En dehors des facteurs naturels qui favorisent la prolifération des algues vertes, l’apparition et l’importance des marées vertes dépendent essentiellement de la persistance de flux d’azote élevés au printemps et en été. Pour limiter de façon préventive les marées vertes en Bretagne, il faut donc limiter les apports d'azote en amont sur les bassins versants.
Avant d’entreprendre les actions sur le terrain, il convient de conduire un diagnostic de la situation pour prendre en compte les possibilités, pour une baie touchée, d’importer, par transports latéraux, des éléments nutritifs et surtout (ce qui paraît, en fait, plus fréquent) des quantités d’algues venant de sites voisins.
Ces transports permettent d’augmenter le stock maximal d’algues ou d’amener des stocks initiaux en début de saison devant des sites qui en sont dépourvus. Cette interdépendance possible entre sites voisins est un élément important à déterminer (à l’aide d’études hydrodynamiques) pour éventuellement regrouper territorialement des efforts de lutte initialement engagés de manière indépendante sur des bassins versants voisins, comme pour cibler des efforts de ramassage sur telle baie ou partie de baie qui serait à l’origine de la contamination d’autres secteurs.

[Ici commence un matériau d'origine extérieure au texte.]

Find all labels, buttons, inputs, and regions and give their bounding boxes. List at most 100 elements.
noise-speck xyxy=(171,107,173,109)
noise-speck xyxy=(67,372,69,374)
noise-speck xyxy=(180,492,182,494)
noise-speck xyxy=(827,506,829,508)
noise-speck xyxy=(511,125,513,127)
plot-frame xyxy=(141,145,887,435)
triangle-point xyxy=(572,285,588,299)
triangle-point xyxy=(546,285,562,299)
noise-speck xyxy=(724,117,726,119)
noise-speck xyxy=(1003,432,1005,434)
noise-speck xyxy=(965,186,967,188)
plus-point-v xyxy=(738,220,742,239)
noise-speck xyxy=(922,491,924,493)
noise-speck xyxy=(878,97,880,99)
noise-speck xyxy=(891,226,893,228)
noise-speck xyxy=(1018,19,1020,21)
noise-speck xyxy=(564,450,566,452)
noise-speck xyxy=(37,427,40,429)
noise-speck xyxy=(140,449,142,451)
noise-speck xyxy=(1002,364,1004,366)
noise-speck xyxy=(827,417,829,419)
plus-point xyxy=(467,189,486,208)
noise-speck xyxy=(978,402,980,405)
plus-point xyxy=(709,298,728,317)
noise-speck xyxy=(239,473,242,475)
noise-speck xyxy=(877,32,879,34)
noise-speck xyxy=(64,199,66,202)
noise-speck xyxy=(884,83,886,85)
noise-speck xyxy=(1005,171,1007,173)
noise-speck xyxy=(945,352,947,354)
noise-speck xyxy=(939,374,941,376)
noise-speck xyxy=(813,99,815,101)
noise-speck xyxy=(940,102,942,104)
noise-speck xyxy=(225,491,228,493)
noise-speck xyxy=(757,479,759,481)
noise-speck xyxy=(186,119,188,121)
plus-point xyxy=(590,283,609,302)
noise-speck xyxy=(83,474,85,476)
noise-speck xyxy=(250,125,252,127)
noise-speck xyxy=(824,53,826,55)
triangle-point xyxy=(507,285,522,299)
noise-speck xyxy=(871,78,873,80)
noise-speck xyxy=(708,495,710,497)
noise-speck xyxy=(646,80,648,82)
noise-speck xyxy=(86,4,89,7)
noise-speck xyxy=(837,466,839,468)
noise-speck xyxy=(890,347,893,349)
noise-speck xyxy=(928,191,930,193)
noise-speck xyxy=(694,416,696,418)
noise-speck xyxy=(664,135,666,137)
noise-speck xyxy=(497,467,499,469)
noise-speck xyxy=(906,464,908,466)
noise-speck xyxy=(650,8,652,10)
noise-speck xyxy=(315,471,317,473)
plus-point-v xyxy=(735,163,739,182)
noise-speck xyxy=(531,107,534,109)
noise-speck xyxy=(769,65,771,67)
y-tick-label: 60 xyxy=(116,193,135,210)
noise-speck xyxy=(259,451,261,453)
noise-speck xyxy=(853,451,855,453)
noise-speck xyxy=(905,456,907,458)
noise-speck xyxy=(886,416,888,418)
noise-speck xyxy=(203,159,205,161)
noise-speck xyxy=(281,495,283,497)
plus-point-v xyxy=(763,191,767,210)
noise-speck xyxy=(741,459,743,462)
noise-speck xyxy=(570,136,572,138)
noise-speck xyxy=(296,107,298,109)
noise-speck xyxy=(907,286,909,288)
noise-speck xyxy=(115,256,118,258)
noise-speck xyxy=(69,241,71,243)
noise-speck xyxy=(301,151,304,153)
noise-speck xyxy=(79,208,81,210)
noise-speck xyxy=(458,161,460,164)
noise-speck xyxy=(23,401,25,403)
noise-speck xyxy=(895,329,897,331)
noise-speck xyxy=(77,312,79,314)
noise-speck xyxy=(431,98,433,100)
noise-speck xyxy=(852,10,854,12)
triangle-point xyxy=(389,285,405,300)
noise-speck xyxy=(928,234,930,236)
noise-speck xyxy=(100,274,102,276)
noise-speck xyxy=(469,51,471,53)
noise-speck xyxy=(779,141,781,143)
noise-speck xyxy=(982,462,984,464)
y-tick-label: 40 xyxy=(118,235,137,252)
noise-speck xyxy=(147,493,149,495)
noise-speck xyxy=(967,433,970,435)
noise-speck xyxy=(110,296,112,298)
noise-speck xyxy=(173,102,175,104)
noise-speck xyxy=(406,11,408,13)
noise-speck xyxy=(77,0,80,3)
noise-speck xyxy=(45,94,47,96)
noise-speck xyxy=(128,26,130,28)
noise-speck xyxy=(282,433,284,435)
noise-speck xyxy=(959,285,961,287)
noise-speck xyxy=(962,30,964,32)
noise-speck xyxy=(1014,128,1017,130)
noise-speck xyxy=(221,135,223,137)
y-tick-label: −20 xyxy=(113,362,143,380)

Programme d'action concerté et spécifique, « Prolittoral » a été mis en place en 2002 par le conseil régional de Bretagne, les quatre conseils généraux bretons et l'Agence de l'eau Loire-Bretagne.
Le programme est global et se compose de trois volets. Un volet préventif organise des d'actions à l'échelle de sept bassins versants touchés par les proliférations d’algues vertes. Il s'agit de ceux débouchant dans la Baie de Fresnaye, l'Anse de Binic, la Baie de Lannion, la Baie de Locquirec, la Baie de Guisseny, la Baie de Douarnenez, et la Baie de la Forêt Fouesnant.
L’objectif de ce volet est de limiter les apports de chaque bassin en éléments nutritifs - plus spécifiquement en azote - facteur de contrôle des marées vertes.
Les actions visent à diminuer les apports agricoles en éléments nutritifs (recherche de l'équilibre de la fertilisation), améliorer les pratiques agricoles (couverture des sols l’hiver, assolement/rotations, gestion des prairies, etc.), aménager le paysage (par exemple, en plantant des haies et des talus anti-érosifs) pour limiter le lessivage par les eaux de pluies, et augmenter le pouvoir épuratoire du milieu par la gestion des zones humides.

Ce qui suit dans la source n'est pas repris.